Voller Spannung und Neugierde bin ich also nach der Besteigung des Kilimanjaro in Dareda angekommen. Dareda ist ein kleines Dorf im Buschland von Tansania. Der nächste grössere Ort ist Babati, die nächst grössere Stadt Arusha. Als mir Melanie das erste Mal erklärte, wo Dareda und das Waisenhaus liegen, wusste ich danach nur, dass es auf Google Maps eine Strasse gibt, die nach rechts abbiegt und das Waisenhaus von dort noch ca. 1 Stunde entfernt auf einer „Strasse” nach links liegt.
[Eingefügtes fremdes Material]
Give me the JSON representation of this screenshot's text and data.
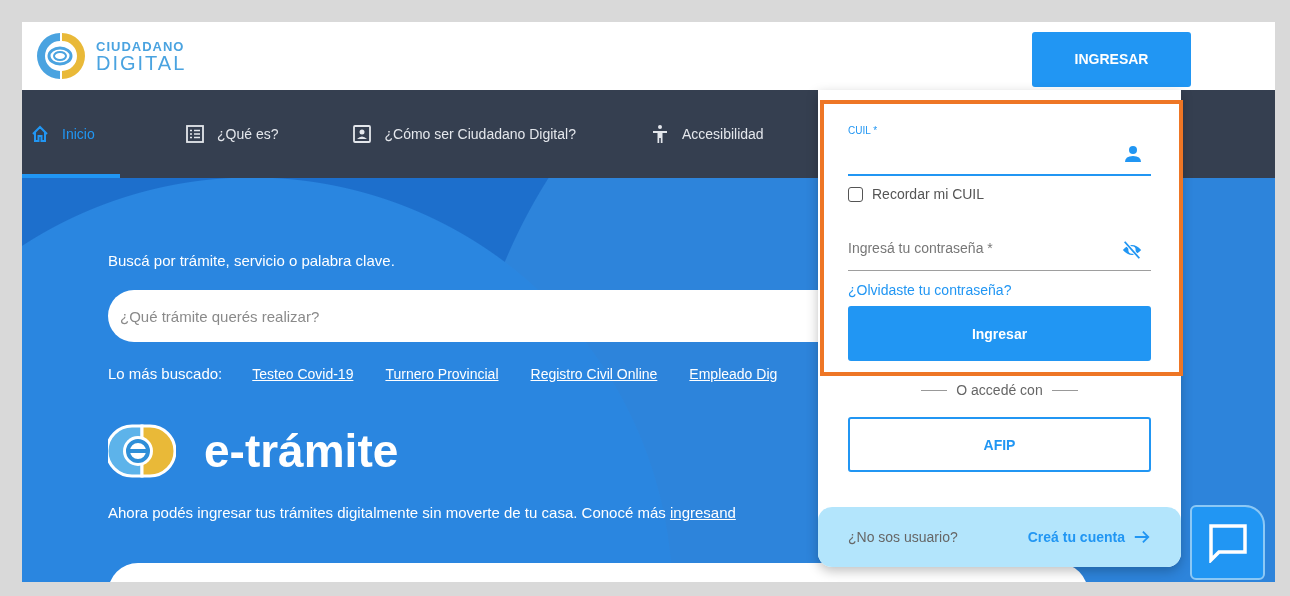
{
  "header": {
    "logo": {
      "line1": "CIUDADANO",
      "line2": "DIGITAL"
    },
    "login_button": "INGRESAR"
  },
  "nav": [
    {
      "label": "Inicio",
      "kind": "home",
      "selected": true
    },
    {
      "label": "¿Qué es?",
      "kind": "list",
      "selected": false
    },
    {
      "label": "¿Cómo ser Ciudadano Digital?",
      "kind": "badge",
      "selected": false
    },
    {
      "label": "Accesibilidad",
      "kind": "person",
      "selected": false
    }
  ],
  "hero": {
    "prompt": "Buscá por trámite, servicio o palabra clave.",
    "search": {
      "placeholder": "¿Qué trámite querés realizar?"
    },
    "popular_label": "Lo más buscado:",
    "popular_links": [
      "Testeo Covid-19",
      "Turnero Provincial",
      "Registro Civil Online",
      "Empleado Dig"
    ],
    "brand": "e-trámite",
    "description": "Ahora podés ingresar tus trámites digitalmente sin moverte de tu casa. Conocé más",
    "description_link": "ingresand"
  },
  "login": {
    "cuil": {
      "label": "CUIL *",
      "focused": true
    },
    "remember": {
      "label": "Recordar mi CUIL",
      "checked": false
    },
    "password": {
      "placeholder": "Ingresá tu contraseña *"
    },
    "forgot": "¿Olvidaste tu contraseña?",
    "submit": "Ingresar",
    "alt_label": "O accedé con",
    "afip": "AFIP",
    "signup_prompt": "¿No sos usuario?",
    "signup_link": "Creá tu cuenta"
  }
}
Google Maps ist sowieso lustig. In Dareda gibt es laut Google Maps zwei Einkaufszentren, verschiedene Guest Houses, einen kleinen Shop, den Mjomba Fashion Store, es fährt ein öffentlicher Bus vorbei, und bei Hans Super Stationary kann ich mir Schreibwaren kaufen. Klingt doch alles sehr westlich.
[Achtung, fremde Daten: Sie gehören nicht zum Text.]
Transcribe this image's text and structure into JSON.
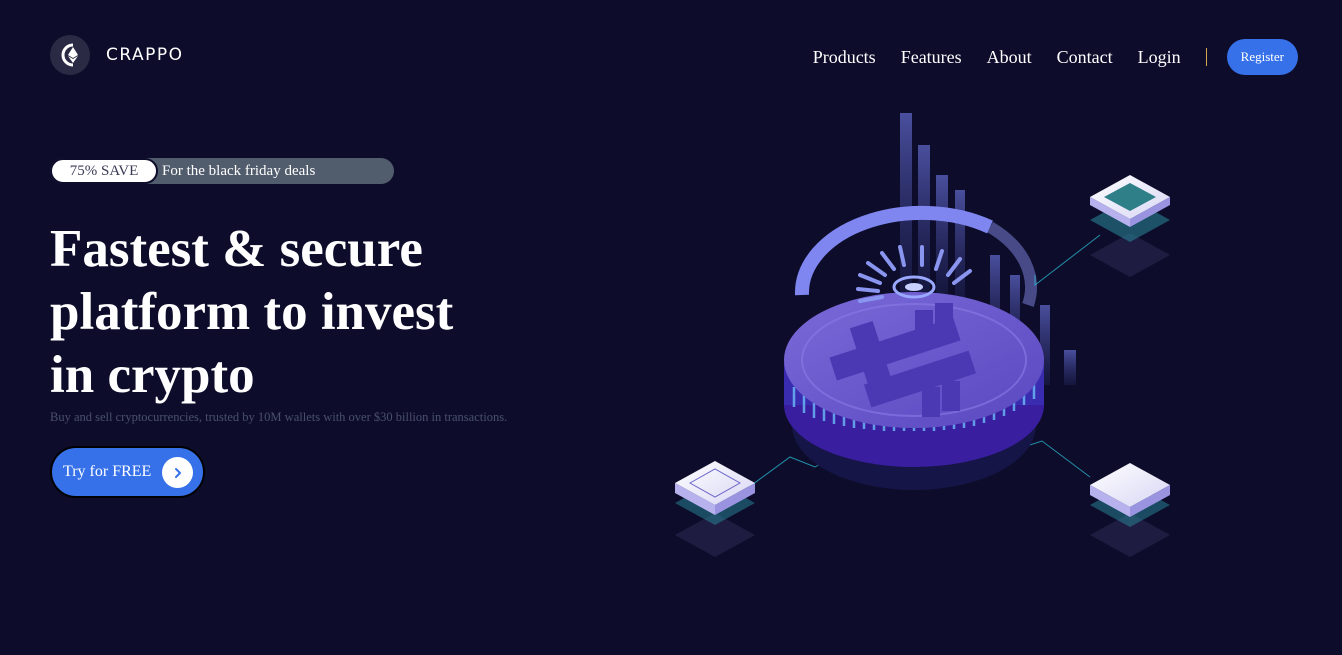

Dass in diesem kleinen Dorf mitten in Afrika ein vierjähriges Kind nackt auf einer Müllhalde lebt und sich mit einem Holzstück „Fressfeinde” vom Leibe hält, weil es das gefundene Papier selber „essen” möchte. Sowas erwartete ich nicht zu erfahren.

Dareda, Tansania


Dies ist die Geschichte von Matthias

Als ich die Geschichte niederschreibe, habe ich wieder feuchte Augen. Es wie mit allem im Leben. Erst die Abstraktion der Wirklichkeit macht sie einigermassen ertragbar. Nun stehe ich also da und Matthias mir gegenüber. Ein schüchterner Junge von heute vierzehn Jahren. Seit zehn Jahren darf er seine Zukunft ohne Würmer in den Füssen und ohne Kampf ums Überleben, sondern in einer liebevollen Familie in Angriff nehmen.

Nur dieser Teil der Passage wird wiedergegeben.